MC3T3-E1 cells were purchased from Riken BioResource Center (Shiga, Japan). MC3T3-E1 cells were grown in alpha MEM medium (Gibco, Grand Island, NY, USA) supplemented with 10% fetal bovine serum (Gibco), 100 U/mL penicillin and 100 µg/mL streptomycin (Gibco) at 37[degree celsius] in a humidified atmosphere of 5% CO2. The culture medium was replaced twice a week. The cells were plated on discs of zirconia and titanium in 24-well tissue culture plates. One day after cell seeding, the commercially available demineralized bone matrix (DBM) gel (Rafugen, human demineralized bone matrix, Korea Bone Bank, Seoul, Korea) was added (25 mg/600 µL of culture medium) to the culture medium adjacent to the zirconia and titanium discs, and the DBM gel with BMP-2 (including BMP-2 of 50 µg/mL) (Korea Bone Bank) was added in the same manner. The discs were classified into 6 groups: zirconia discs with DBM gel, zirconia discs with the DBM gel including BMP-2, titanium discs with DBM gel, titanium discs with the DBM gel including BMP-2, zirconia discs without gel, and titanium discs without gel.
Release kinetics of BMP-2 from the DBM gel with BMP-2
The kinetics of BMP-2 release from the DBM gel with BMP-2 was examined (Fig. 1). 50 mg of the DBM gel with BMP-2 was placed in a tube and 1 mL of phosphate buffered saline (pH 7.4) was added to the tube as a releasing medium. The tubes were placed in a shaking incubator at 37[degree celsius] and shaken at 15 rpm. The supernatants were decanted and replenished with fresh phosphate-buffered saline (PBS) at predetermined time intervals over a 1-week period. The concentrated BMP-2 released from the gel was assayed using a BMP-2 immunoassay kit (Quantikine BMP-2, R&D Systems Inc., Minneapolis, MN, USA).
Figure 1
Figure 1
Cumulative release of bone morphogenetic protein-2 (BMP-2) from the demineralized bone matrix gel with BMP-2. The amount of BMP-2 released from the gel was determined by enzyme-linked immunosorbent assay.
Cell morphology
Cells were seeded onto the materials in 24-multiwell plates at a final density of 1×104 cells/cm2. One day later, commercially available DBM gel alone and the DBM gel with BMP-2 were added to the culture medium (25 mg/600 µL culture medium/well). 24 hours after gel loading, the cells were fixed and stained with 4'-6-Diamidino-2-phenylindole for nuclei and phalloidin for actin filaments. The specimens were examined by Confocal laser scanning microscopy (Olympus-FV300, Olympus, Tokyo, Japan).

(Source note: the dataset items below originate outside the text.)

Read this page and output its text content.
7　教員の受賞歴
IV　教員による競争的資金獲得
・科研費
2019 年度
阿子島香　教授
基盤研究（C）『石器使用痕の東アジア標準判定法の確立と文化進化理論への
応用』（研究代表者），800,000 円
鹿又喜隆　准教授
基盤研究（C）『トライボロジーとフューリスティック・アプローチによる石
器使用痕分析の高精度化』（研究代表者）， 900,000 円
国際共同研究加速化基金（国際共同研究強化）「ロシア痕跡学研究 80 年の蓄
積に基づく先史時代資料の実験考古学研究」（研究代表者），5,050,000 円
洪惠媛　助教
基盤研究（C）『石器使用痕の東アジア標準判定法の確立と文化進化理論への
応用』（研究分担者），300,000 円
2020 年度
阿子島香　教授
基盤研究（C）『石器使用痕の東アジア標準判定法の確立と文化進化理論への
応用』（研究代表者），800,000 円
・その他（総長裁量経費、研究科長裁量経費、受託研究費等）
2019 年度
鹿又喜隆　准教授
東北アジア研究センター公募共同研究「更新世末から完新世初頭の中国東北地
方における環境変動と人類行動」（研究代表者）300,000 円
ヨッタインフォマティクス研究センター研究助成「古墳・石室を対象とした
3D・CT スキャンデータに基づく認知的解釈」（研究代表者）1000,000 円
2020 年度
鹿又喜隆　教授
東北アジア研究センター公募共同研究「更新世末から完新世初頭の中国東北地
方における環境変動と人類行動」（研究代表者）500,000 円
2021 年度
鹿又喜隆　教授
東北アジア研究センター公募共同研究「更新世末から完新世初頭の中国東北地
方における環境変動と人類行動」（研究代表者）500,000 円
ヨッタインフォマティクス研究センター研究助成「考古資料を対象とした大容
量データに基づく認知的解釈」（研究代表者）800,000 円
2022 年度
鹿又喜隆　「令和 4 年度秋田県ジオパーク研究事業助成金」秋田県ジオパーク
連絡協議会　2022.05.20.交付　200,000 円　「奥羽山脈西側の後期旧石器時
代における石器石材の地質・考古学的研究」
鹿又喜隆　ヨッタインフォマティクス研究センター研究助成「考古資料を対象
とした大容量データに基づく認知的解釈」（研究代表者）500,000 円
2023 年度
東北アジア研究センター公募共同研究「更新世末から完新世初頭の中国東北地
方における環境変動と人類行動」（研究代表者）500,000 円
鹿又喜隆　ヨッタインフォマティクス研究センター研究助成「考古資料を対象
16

Colorimetric methyl tetrazole sulfate (MTS) assay
The cell viability was evaluated by measuring mitochondrial dehydrogenase activity with the MTS assay (Cell Titer 96 AQ Nonradioactive Cell Proliferation Assay, Promega Co., Madison, WI, USA) at 1, 4, and 7 days after gel loading. The assay measures the conversion of MTS into an aqueous soluble formazan product. 60 µL of reaction solution (in 600 µL culture medium per well) were added. The samples were incubated with the reagent for 3 hours in the CO2 incubator at 37[degree celsius] and the optical density was read at 490 nm by a spectrophotometric plate reader (THERMOmax, Molecular Devices Co., Sunnyvale, CA, USA).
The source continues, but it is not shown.